By the Hon. Bernie Ripoll
SAS Group Director
It would be fair to say that banking and financial advice in Australia as we know it will never be the same after the Hayne Royal Commission.
The depth of evidence of misconduct at the most senior levels in our institutions means that whatever the interim and final reports of the Hayne Royal Commission recommend it will be profound. The politicians, their constituents and the regulator will make sure of it this time.
HIH in 2001 was Australia’s biggest and most memorable corporate failure, cost the country $5.3 billion in losses and left consumers devastated. The Hayne Royal Commission is the Banks and AMP’s HIH moment and similarly won’t be forgotten easily or quickly. The brand damage of this institutionalized misconduct in these Aussie icons will be long lasting, as will be the response.
So how can it be that even today some in the financial services sector still don’t get what has happened and can get it so wrong given the number of warnings through reviews, parliamentary inquiries, independent reports and media scrutiny? The answer to these questions will be debated, theorised and become the subject of many books to follow as the Banking Royal Commission becomes globally known as Australia’s Bernie Madoff moment in the USA.
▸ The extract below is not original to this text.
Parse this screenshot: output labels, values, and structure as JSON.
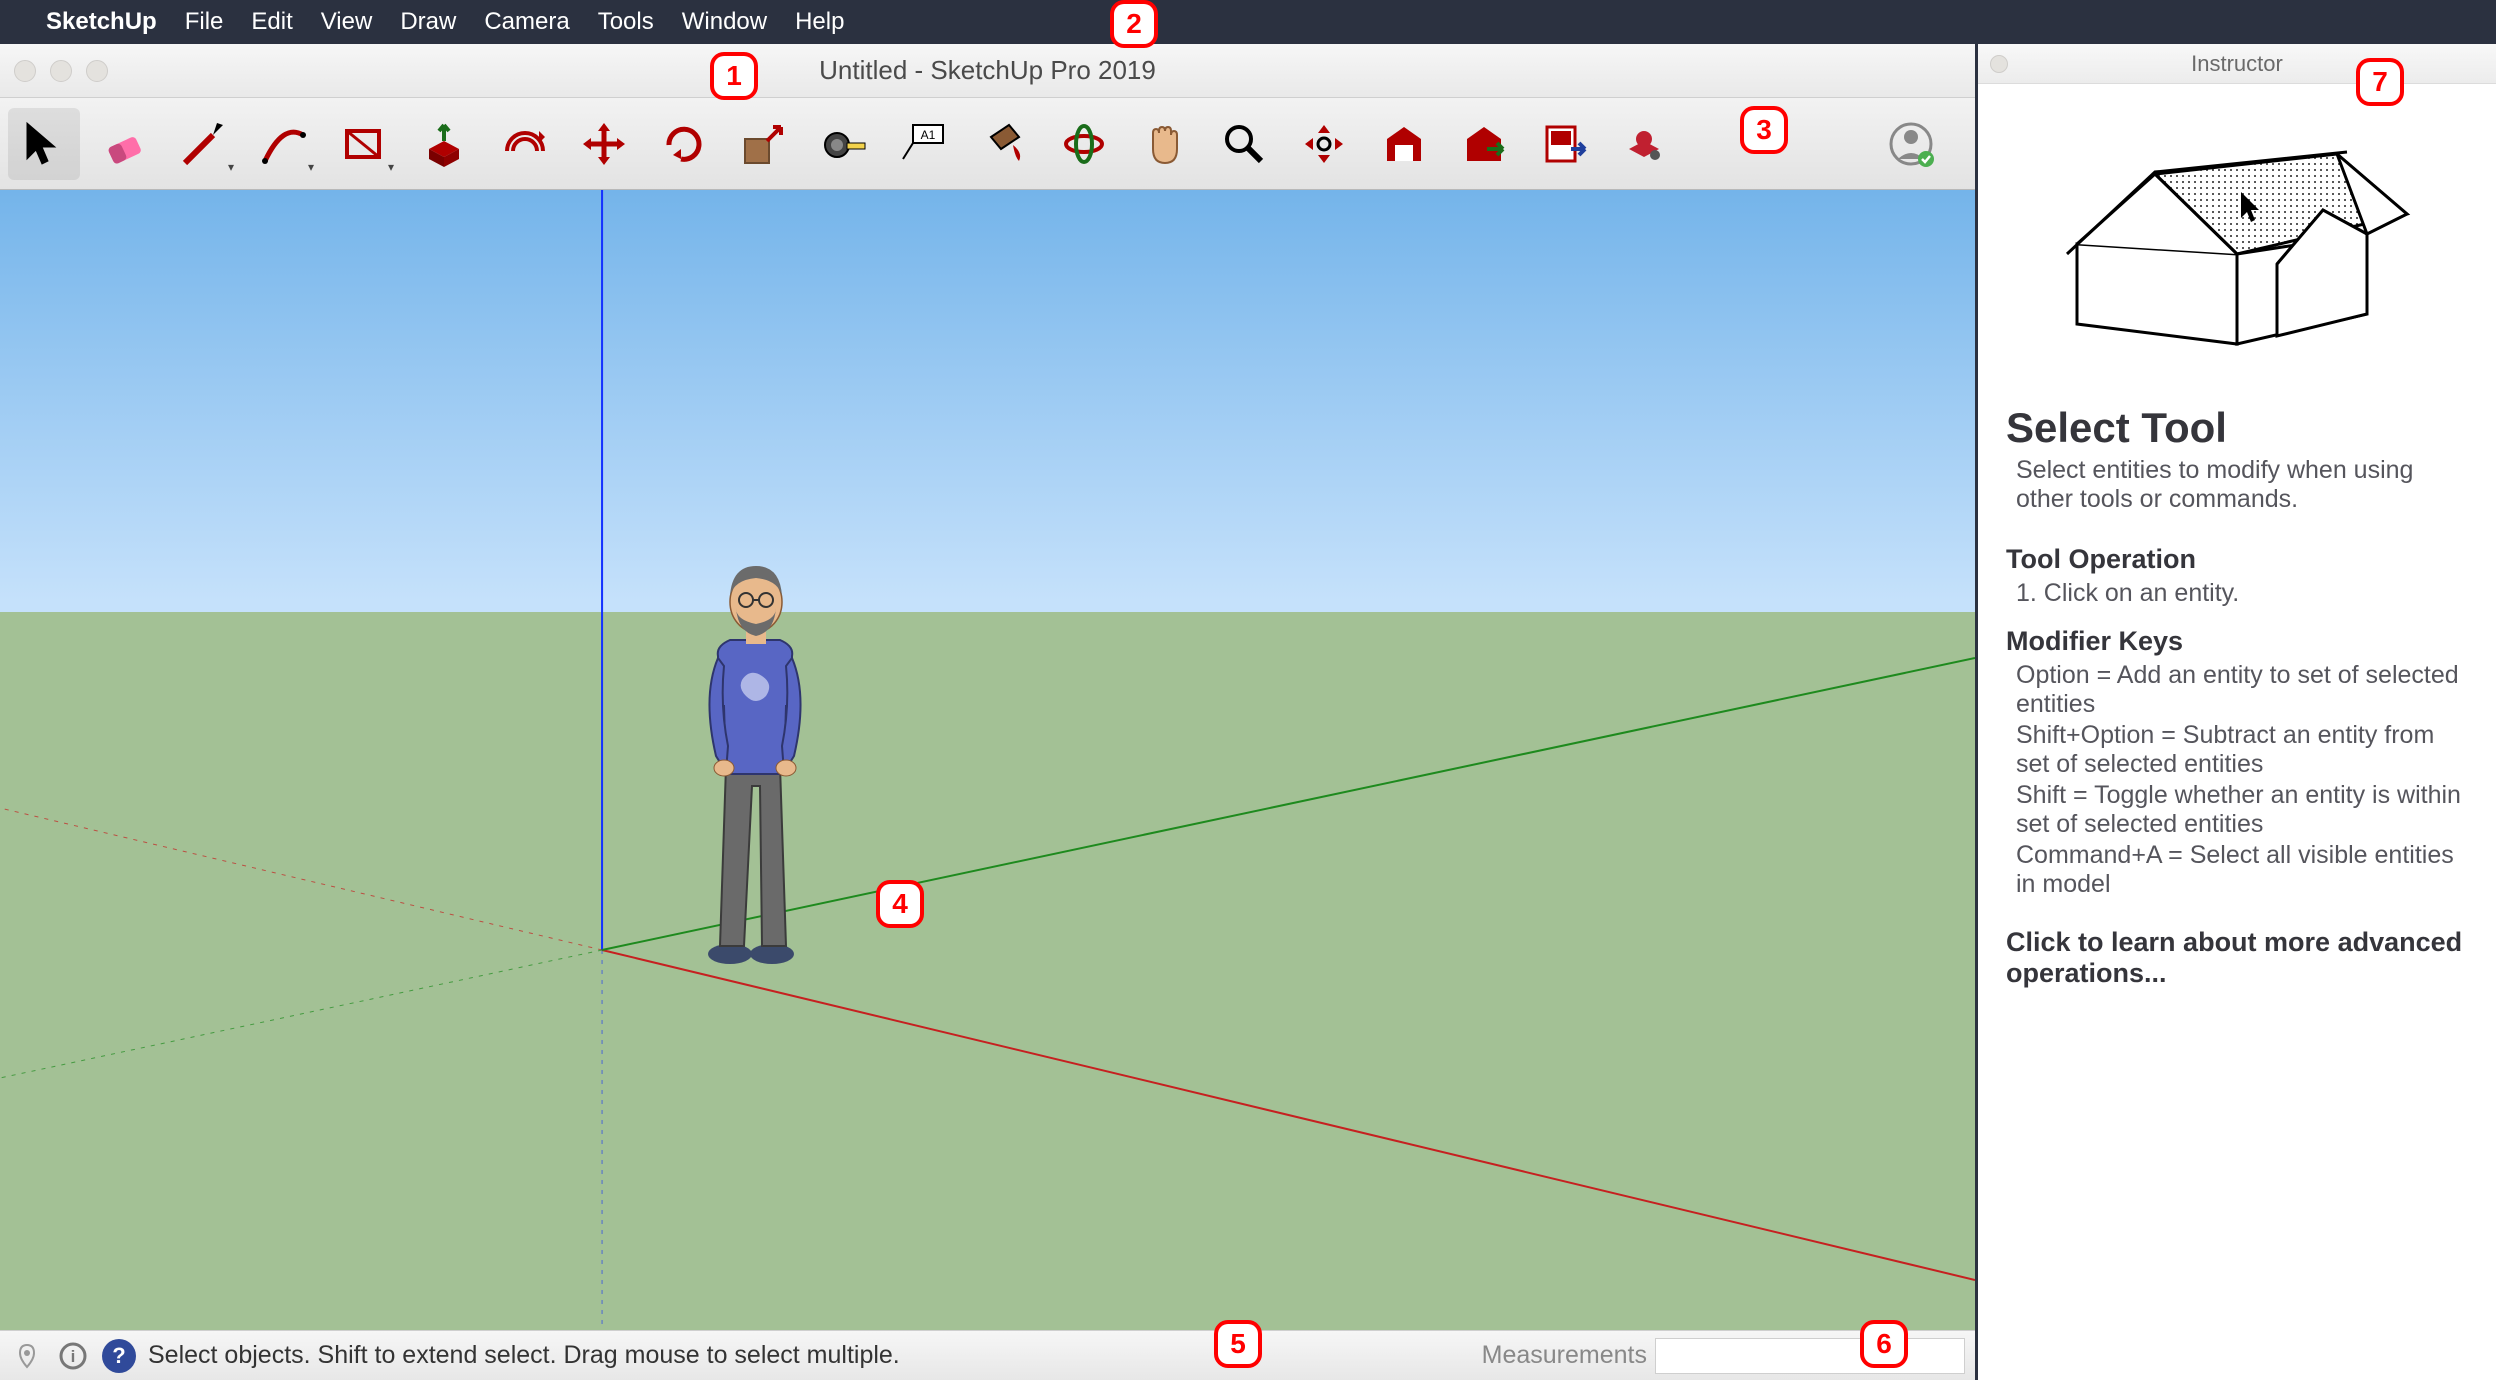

So what are the lessons from what we already know. Here is a quick and dirty;
- Leadership is more than a tick -a-box list of KPIs and metrics - it’s having vision about the business and vision over the business
- Executive teams and individuals must be more than just “business as usual” with group think and nodding yes to the boss
- Good corporate culture is more than expensive reports that satisfy shareholder and reporting obligations and must instead be in practice, reinforced and reviewed
- That little mistakes and small levels of misconduct as part of “doing business” are no longer acceptable
- The path to redemption begins with the smallest of humble steps in acknowledgement of mistakes and reinforced action for change
- The consequences of misconduct will mean more self-inflicted regulation, more costs and more oversight of compliance
Bank executives may have underestimated the level of anger they would generate through their behavior but what can’t be underestimated is the response now that the monster has been unleashed.
The stakes for have never been higher politically with an election expected anytime after August this year and May next year. Prime Minister Malcolm Turnbull is already on the polling back-foot with 31 polls in deficit and a Royal Commission he vehemently opposed to be left with little choice but to face the reality of what has been exposed. Of all the issues that could be a determinant in an election result it could end up being the Hayne Royal Commission and not in favour of the government.